The more self-confident taggers will proclaim their work to be art - which it certainly is - and tell you that the property owners they favour with their creations are lucky to have it, which is less certain. If so, they should be able to inform the owners in advance of their plans to receive face-to-face their grateful thanks and a box of Roses for their trouble.
Tagging as an art form is so popular that many people pay to have their properties so decorated. We once commissioned a tag on our home that a zealous council functionary painted over in a fit of anti-tagging enthusiasm.
We had quite the laugh over the phone to council about that one.
So it's surprising it has taken this long for the prospect of jailing Ross Goode, a persistently reoffending tagger with more than 800 tags to his name, to come up. That said, a jail sentence for this crime is foolish because it won't change anything and will merely reinforce a rebellious mindset.
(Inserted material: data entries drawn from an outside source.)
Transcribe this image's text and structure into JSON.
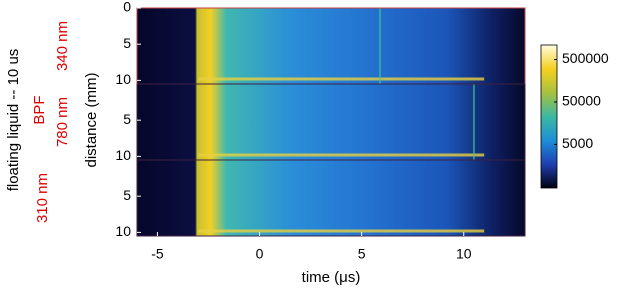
{
  "chart_data": {
    "type": "heatmap",
    "xlabel": "time (μs)",
    "ylabel": "distance (mm)",
    "xlim": [
      -6,
      13
    ],
    "xticks": [
      -5,
      0,
      5,
      10
    ],
    "panels": [
      {
        "label": "340 nm",
        "ylim": [
          0,
          10.5
        ],
        "yticks": [
          0,
          5,
          10
        ],
        "vline": 5.9
      },
      {
        "label": "780 nm",
        "ylim": [
          0,
          10.5
        ],
        "yticks": [
          5,
          10
        ],
        "vline": 10.5
      },
      {
        "label": "310 nm",
        "ylim": [
          0,
          10.5
        ],
        "yticks": [
          5,
          10
        ]
      }
    ],
    "colorbar": {
      "scale": "log",
      "lim": [
        470,
        1100000
      ],
      "ticks": [
        5000,
        50000,
        500000
      ],
      "colors": [
        "#000010",
        "#1f3fb0",
        "#1e8fd8",
        "#3cb8a0",
        "#a8c040",
        "#f5d020",
        "#fffce0"
      ]
    },
    "sample": "floating  liquid -- 10 us",
    "filter": "BPF"
  }
}
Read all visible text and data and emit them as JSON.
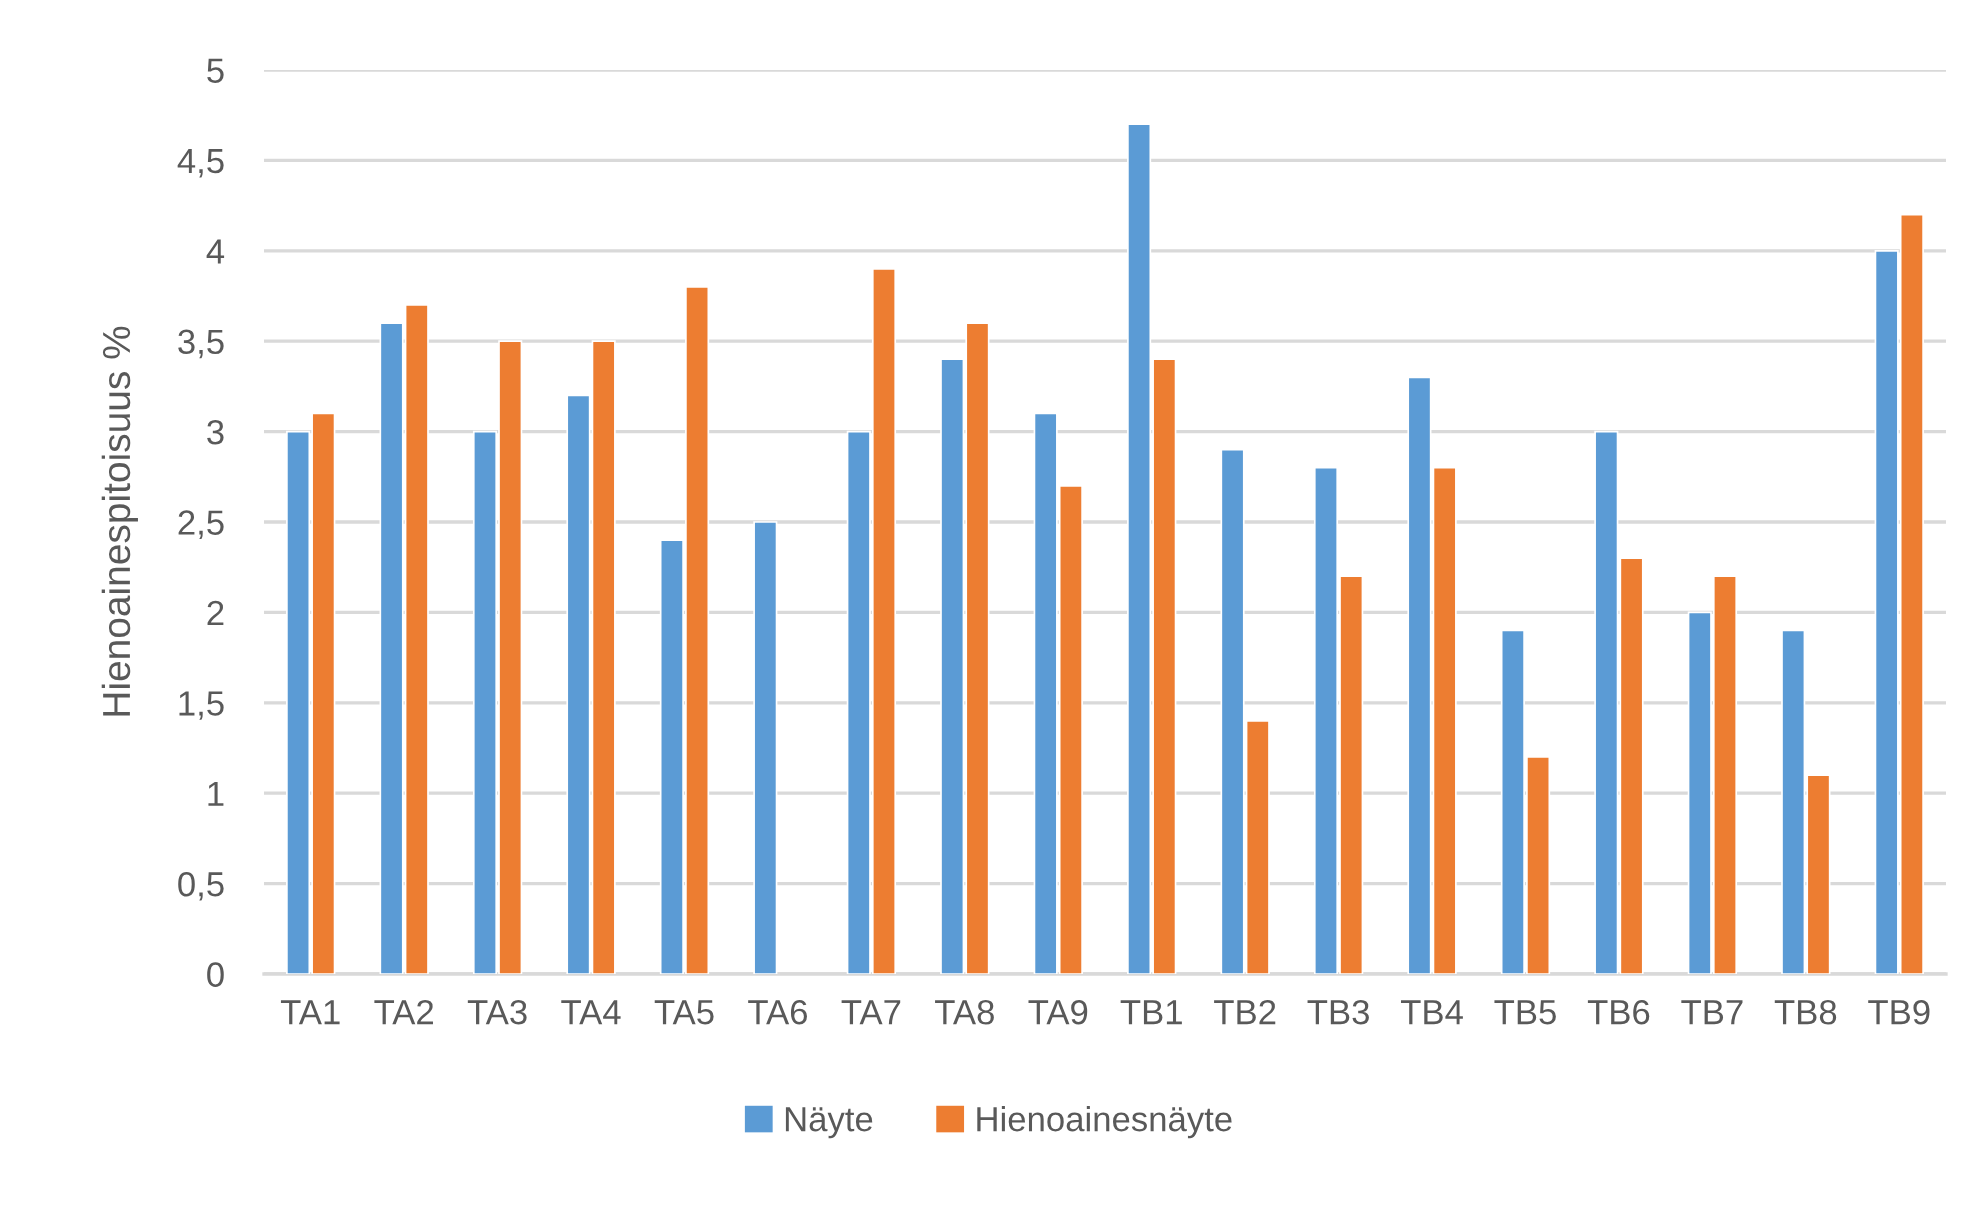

Tagging will only stop when it ceases to be cool. The overreaction of a jail sentence will not achieve that result.
The nation has been spellbound for nigh on three weeks now over a cliffhanger with all the suspense of a bus arriving on time - who will be the new leader of the Labour party?
But if you are a Labour voter, why do you care? In this, the second Golden Age of Television, when there are so many more first-rate entertainment options available, why do you bother taking this contest seriously?
Read a book. Go for a walk.
Obviously professional stirrers, such as Bob Jones, and amateur ones such as Tau Henare, who is forever bothering Facebook and Twitter over the question, do so for their own amusement. But unless you are a Labour voter, you have no stake in the outcome.
And if you're a Labour opponent, then it's in your interests to have the worst possible candidate secure the job and doom his party to another three years of pretending nothing is wrong as they dawdle along the road to oblivion.
But then, people are forever failing to behave in ways I predict. When reports surfaced of the couple who had conceived a child to harvest stem cells to cure an otherwise fatal disease suffered by another of their children, I was awestruck that such a miracle of science is possible. With all that's going wrong and seemingly intractable in the world, it's a welcome reminder that the human ability to create and innovate and make the impossible possible is still at work.
I expected to be deafened by squeals from 21st-century Luddites proclaiming this was Frankenstein science. But they were hard to find.
"Critics say the process is a slippery slope towards treating children as commodities," muttered one curmudgeon half-heartedly. As if they aren't already - treated like dolls and pets, targeted by advertisers as young as possible, flung around social media like wriggling pink badges of honour.
Is saving a life a good reason to bring a child into the world? I would have thought so. It's certainly better than many other motives: revenge, the need to fill an emotional void, an attempt to keep a marriage together, bucket lists. This has not created one unnecessary life - it has secured two important and, I am sure, equally valued ones.